An auto accident can happen in a heartbeat, causing thousands of dollars in damages and even severe personal injuries. If you have been in a collision, it is important to know your rights and responsibilities.
Your responsibilities after an auto collision are very important, impacting not only the safety of those involved in the accident but also your ability to claim compensation and the assignment of fault, which can impact your future insurance rates. These responsibilities include:
- Remaining on the scene of the accident. This is very important, not only because it allows you to carry out your other responsibilities, but because leaving the scene will result in the accident becoming a hit and run, with severe legal penalties.
- Check the other drivers and passengers, and ensure that everybody is safe and unharmed. If somebody has suffered an injury, take whatever actions you need to – such as contacting 911 – to make certain that they get the medical attention they require.
- Reporting the accident to the police. This is required by Ontario law for any accident causing total damage exceeding $2,000 between both vehicles. It is also required in any accident where somebody was injured or damage was done to property outside of the vehicles involved. This reporting can be done by calling the police while on the scene (as is necessary when somebody has been injured), or it can be reported later by going to one of Ontario's collision report centres.
- If it was a minor accident and nobody was hurt, help get both cars off the road, provided it is safe to do so. This ensures that the accident does not cause unnecessary congestion or danger of an additional collision for other drivers.
- Trade information with the driver of the other vehicle. This includes contact and insurance information. This will be very important, particularly as after the accident this information may be needed both by your insurance company and the police.
- If you can, take photographs to document the scene of the accident. Part of processing your insurance claim will be the assignment of fault, and the more information you can provide to your insurance company that you were not at fault, the less likely you will be to see your rates increase.
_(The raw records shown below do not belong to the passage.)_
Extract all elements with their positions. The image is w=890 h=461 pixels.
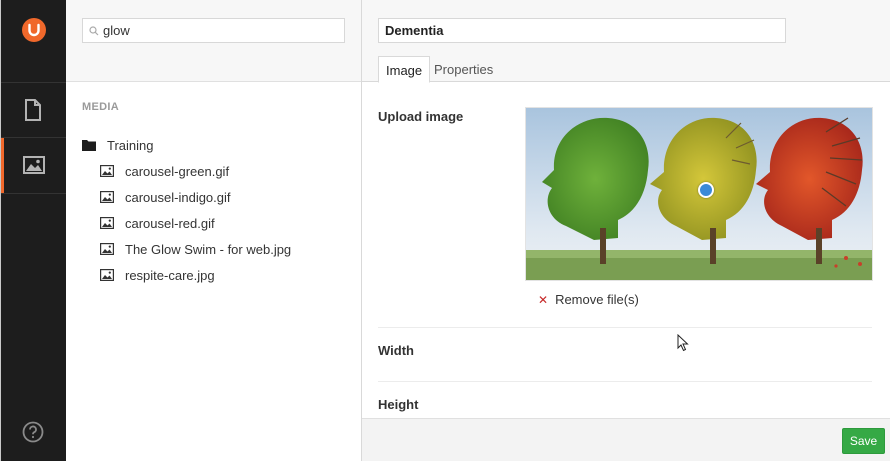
tab-image[interactable]: Image <box>378 56 431 83</box>
focal-point-handle[interactable] <box>698 182 714 198</box>
height-label: Height <box>378 397 419 412</box>
tree-item[interactable]: respite-care.jpg <box>100 266 215 284</box>
picture-icon <box>23 156 45 174</box>
tree-item-label: carousel-red.gif <box>125 215 215 231</box>
image-icon <box>100 217 114 229</box>
tree-header <box>66 0 361 82</box>
image-icon <box>100 243 114 255</box>
remove-files-label: Remove file(s) <box>555 292 639 307</box>
sidebar-section-media[interactable] <box>1 138 67 193</box>
editor-header: Image Properties <box>362 0 890 83</box>
name-input[interactable] <box>378 18 786 43</box>
media-editor: Image Properties Upload image <box>362 0 890 461</box>
help-icon[interactable] <box>22 421 44 443</box>
tree-item-label: carousel-green.gif <box>125 163 230 179</box>
upload-image-label: Upload image <box>378 109 464 124</box>
sidebar-section-content[interactable] <box>1 82 67 137</box>
tree-item-label: respite-care.jpg <box>125 267 215 283</box>
close-icon: ✕ <box>538 292 549 307</box>
image-icon <box>100 269 114 281</box>
tree-item[interactable]: carousel-green.gif <box>100 162 229 180</box>
save-button[interactable]: Save <box>842 428 885 454</box>
search-icon <box>89 26 99 36</box>
document-icon <box>25 99 41 121</box>
image-icon <box>100 165 114 177</box>
property-divider <box>378 327 872 328</box>
property-divider <box>378 381 872 382</box>
tab-properties[interactable]: Properties <box>427 56 500 83</box>
tree-item-label: carousel-indigo.gif <box>125 189 231 205</box>
search-box[interactable] <box>82 18 345 43</box>
tree-panel: MEDIA Training carousel-green.gif carous… <box>66 0 362 461</box>
sidebar-divider <box>1 193 67 194</box>
tree-folder-label: Training <box>107 137 154 153</box>
tree-item[interactable]: The Glow Swim - for web.jpg <box>100 240 291 258</box>
editor-footer: Save <box>362 418 890 461</box>
search-input[interactable] <box>103 21 338 40</box>
image-icon <box>100 191 114 203</box>
tree-section-title: MEDIA <box>82 101 119 113</box>
width-label: Width <box>378 343 414 358</box>
tree-item[interactable]: carousel-red.gif <box>100 214 215 232</box>
app-sidebar <box>0 0 67 461</box>
remove-files-link[interactable]: ✕ Remove file(s) <box>538 292 639 307</box>
tree-item[interactable]: carousel-indigo.gif <box>100 188 231 206</box>
mouse-cursor-icon <box>677 334 689 352</box>
umbraco-logo-icon[interactable] <box>22 18 46 42</box>
folder-icon <box>82 140 96 151</box>
tree-folder-training[interactable]: Training <box>82 136 153 154</box>
tree-item-label: The Glow Swim - for web.jpg <box>125 241 292 257</box>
- Contact your insurance company as soon as possible to report the accident and file a claim, preferably on the same day of the accident or the next. If you wait too long to contact your insurance company, you may find that they will not provide the coverage you need.
While you have a number of responsibilities after being in a traffic accident, you also have a number of rights, both in regards to your insurance coverage and your ability to seek compensation from the other driver:
- If you suffered a personal injury in a collision and you were an innocent victim, or the accident took place due to the negligence of the other driver, you have the right to sue the other driver in a court of law. The compensation you would receive in a personal injury claim would include coverage for lost income during your recovery and – if you were so severely injured that you meet the threshold of being permanently impaired – pain and suffering.
- If you were one of the drivers (or were a pedestrian) and you were injured, you have the right to compensation from no-fault insurance. This is coverage that must be provided by law by your insurance company regardless of who was at fault in the accident. No-fault coverage includes income replacement, caregiver costs, medical and recovery costs, and additional expenses by you and your family due to the accident. Your insurance company may modify the coverage you receive based on the circumstances of the accident – for example, if you had been consuming alcohol prior to the collision, this would negatively impact your compensation.
- If you were struck by a driver without insurance and suffered a personal injury, you still have the right under the law to compensation from the Ontario Motor Vehicles Accident Claims Fund. This is a government payer of last resort, granting compensation to those who have suffered personal injuries in auto accidents when there is no other insurer to provide coverage. A prerequisite to receiving this coverage, however, is that you were not at fault in the accident.
- If the accident benefits insurance company denies you coverage or provides a settlement offer that is far too low, you have the right to appeal or dispute it. If you decide to appeal the decision, you would have to do so using your insurance company's own procedures. If you decide to dispute it, you would need to file a claim with the License Appeal Tribunal, and if you are unhappy with the Tribunal's decision, you may then appeal it in a court of law.
The aftermath of an auto accident can be a difficult one, particularly if you suffered a personal injury. Knowing your rights and responsibilities – and ensuring that you have done what is required after the collision – is one of the keys to quickly navigating the complex insurance landscape and being able to spend the rest of your recovery in peace.
The content of this article is intended to provide a general guide to the subject matter. Specialist advice should be sought about your specific circumstances.